The Girl Who Lived Twice
- First edition cover
- Author: David Lagercrantz
- Original title: Hon som måste dö
- Translator: George Goulding
- Language: Swedish
- Series: Millennium
- Genre: Crime, mystery, thriller
- Publisher: Norstedts Förlag (Sweden), Quercus (United Kingdom), Alfred A. Knopf (United States)
- Publication date: 22 August 2019
- Publication place: Sweden
- Media type: Print
- Pages: 448
- Preceded by: The Girl Who Takes an Eye for an Eye
- Followed by: The Girl in the Eagle's Talons

= The Girl Who Lived Twice =

2019 novel by David Lagercrantz

The Girl Who Lived Twice (original title in Hon som måste dö) is the sixth novel in the Millennium series. It focuses on the characters Lisbeth Salander and Mikael Blomkvist. Written by David Lagercrantz, it is the third novel in the series not authored by the series' creator and author of the first three Millennium books, Stieg Larsson.

== Plot ==
Mikael Blomkvist is suffering from a creative slump due to a lack of interesting news. The only story he has involves a stock market crash believed to be caused by troll factories, though a lack of evidence has left him uninterested. To make matters worse, he's been unable to contact Lisbeth Salander, and learns that she's sold her apartment.

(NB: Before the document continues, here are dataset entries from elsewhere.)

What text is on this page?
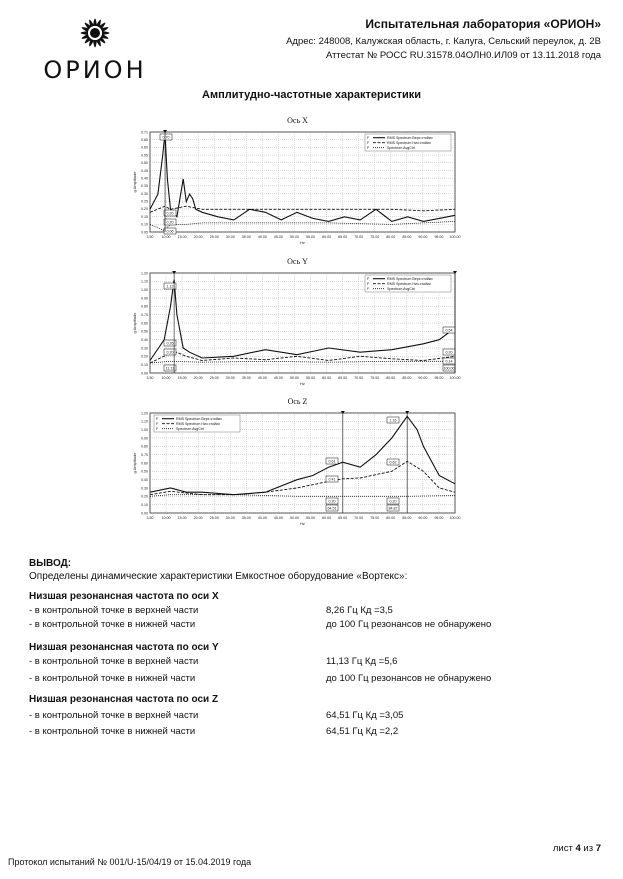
ОРИОН
Испытательная лаборатория «ОРИОН»
Адрес: 248008, Калужская область, г. Калуга, Сельский переулок, д. 2В
Аттестат № РОСС RU.31578.04ОЛН0.ИЛ09 от 13.11.2018 года
Амплитудно-частотные характеристики
Ось X
3.50 10.00 15.00 20.00 25.00 30.00 35.00 40.00 45.00 50.00 55.00 60.00 65.00 70.00 75.00 80.00 85.00 90.00 95.00 100.00
0.71
0.65
0.60
0.55
0.50
0.45
0.40
0.35
0.30
0.25
0.20
0.15
0.10
0.05
Hz
g Amplitude
F	RMS Spectrum Верх стойки
F	RMS Spectrum Низ стойки
F	Spectrum AvgCtrl
0.70
0.20
0.20
0.06
Ось Y
3.50 10.00 15.00 20.00 25.00 30.00 35.00 40.00 45.00 50.00 55.00 60.00 65.00 70.00 75.00 80.00 85.00 90.00 95.00 100.00
1.20
1.10
1.00
0.90
0.80
0.70
0.60
0.50
0.40
0.30
0.20
0.10
0.00
Hz
g Amplitude
F	RMS Spectrum Верх стойки
F	RMS Spectrum Низ стойки
F	Spectrum AvgCtrl
1.12
0.26
0.20	0.20
0.14
0.54
11.13	100.00
Ось Z
3.50 10.00 15.00 20.00 25.00 30.00 35.00 40.00 45.00 50.00 55.00 60.00 65.00 70.00 75.00 80.00 85.00 90.00 95.00 100.00
1.20
1.10
1.00
0.90
0.80
0.70
0.60
0.50
0.40
0.30
0.20
0.10
0.00
Hz
g Amplitude
F	RMS Spectrum Верх стойки
F	RMS Spectrum Низ стойки
F	Spectrum AvgCtrl
0.61
0.41
0.20
64.51
1.16
0.62
0.20
84.87
ВЫВОД:
Определены динамические характеристики Емкостное оборудование «Вортекс»:
Низшая резонансная частота по оси X
- в контрольной точке в верхней части	8,26 Гц Кд =3,5
- в контрольной точке в нижней части	до 100 Гц резонансов не обнаружено
Низшая резонансная частота по оси Y
- в контрольной точке в верхней части	11,13 Гц Кд =5,6
- в контрольной точке в нижней части	до 100 Гц резонансов не обнаружено
Низшая резонансная частота по оси Z
- в контрольной точке в верхней части	64,51 Гц Кд =3,05
- в контрольной точке в нижней части	64,51 Гц Кд =2,2
лист 4 из 7
Протокол испытаний № 001/U-15/04/19 от 15.04.2019 года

Unknown to Blomkvist, Salander is in Russia hunting down her twin Camilla, aka Kira. Though she corners her outside a club, she hesitates and Camilla escapes and returns to Sweden with Salander in pursuit. Salander later realizes she hesitated out of guilt over not stopping their father from molesting Camilla as a child.

Blomkvist receives a call from a coroner named Frederika Nyman about a dead homeless man who had Blomkvist's phone number on him and who died under mysterious circumstances. Eyewitness accounts, including reporter Catrin Lindas, who Blomkvist starts dating, suggest the man knew something about controversial Minister of Defense Johannes Forsell. With help from Salander, Lindas, and the police, Blomkvist figures out that the man was Nima Rita, a Sherpa who was a guide on an Everest expedition Forsell was part of where billionaire Klara Engelman died. Injuries sustained in the trip destroyed Rita's mind and he ended up in a mental hospital from which he escaped.

Meanwhile, a seemingly depressed Forsell tries to drown himself, only for Blomkvist to happen upon him and save him. After recovering, Forsell makes his wife Rebekka help him escape the hospital. They go to the home of secret agent Janek Kowalski where Forsell tells Rebekka, and later Lindas, what happened on Everest. Kowalski had Forsell convince GRU agent Victor Grankin to defect. Grankin and Klara planned to expose her husband Stan, a member of crime syndicate Zvesda Bratva, who had Forsell's undersecretary Svante Lindberg, also a member, poison the two. He forced Rita to abandon Klara and later poisoned him to keep him quiet. He also blackmailed Forsell to silence him.

During this, Blomkvist is led into a trap and captured by Camilla's forces. He's taken to an old glassworks and tortured by former GRU agent Ivan Galinov. Camilla's hacker Jurij Bogdanov, fed up with her, leads Salander to the factory and in the ensuing fight, she disfigures her sister's face. Though Salander again hesitates, Camilla ends up committing suicide.

In the aftermath, Rita's story is published by Millennium through Lindas. Lindberg, Engelman, and Galinov all go to jail, Rita receives a proper burial, and Forsell resigns. Blomkvist finishes his story about the stock market crash with a caveat about the culprit added by Salander, who burns down her childhood home to move on.

== Reception ==
A review by The Washington Post noted the focus on Blomkvists character and referred to it as "Salander is less physically present this time — and that’s too bad, because she’s fascinating", but felt the novel had less "violence and gore" that were prominent in the preceding novels. The Guardian felt that while Lagercrantz’s prose is more serviceable than the peculiarly clodhopping original writing, by this point the main characters have, sadly, become subject to the law of diminishing returns – in particular Salander, who is now just another all-purpose kick-ass heroine.